Whether it was intentional or not, Stakelbeck did not address that earlier that day Palestinian prisoners had ended a nearly month-long, twenty-four hour hunger strike. Over 2,000 political prisoners had united in the hunger strike to challenge Israel’s indefinite detention of Palestinians without charge. Their condition sounds very similar to a new law in the United States that Obama signed on New Years Eve 2011 – the National Defense Authorization Act. The Palestinians ended their hunger strike on agreement to terms that nineteen prisoners be released from solitary confinement, approval of family visits from relatives living in the Gaza Strip, and an agreement to no longer hold prisoners without charge once they complete their terms.
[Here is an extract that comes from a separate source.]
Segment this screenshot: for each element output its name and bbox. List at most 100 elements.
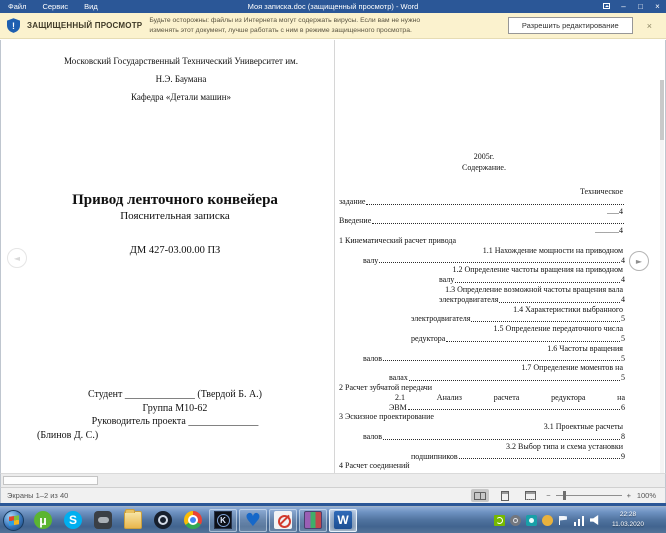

A member of Students United for Palestinian Rights was reached following the event for an interview on their direct action. He stated, “Religious intolerance towards the Muslim community is not OK. We forced him to hide his racism. He really curved what he would normally say and what he says in his interviews. We already had an effect and forced him to not be so blatant about it.” The activist went on record to distance himself and the group from the swastikas drawn on Stakelbeck’s posters. “We don’t want any part of racism or hatred. Actually, SUPER along with Jewish Voice for Peace will be hosting a discussion panel next week.” Al-Nakba Awareness Week will be held at PSU and includes a discussion on “Challenging anti-Jewish Oppression and the Misuse of Antisemitism”, spoken word by Remi Kanazi, and Keynote speakers Nora Barrows-Freidman and Neda Elia. In Palestine they will also be commemorating May 15 which marks Nakba, meaning “catastrophe”. Nakba is the day in 1948 when Israel declared statehood and exiled hundreds of thousands of Palestinians from their homes. Palestinians will have a day of action including a massive rally in the Gaza Strip with other actions scattered along the West Bank.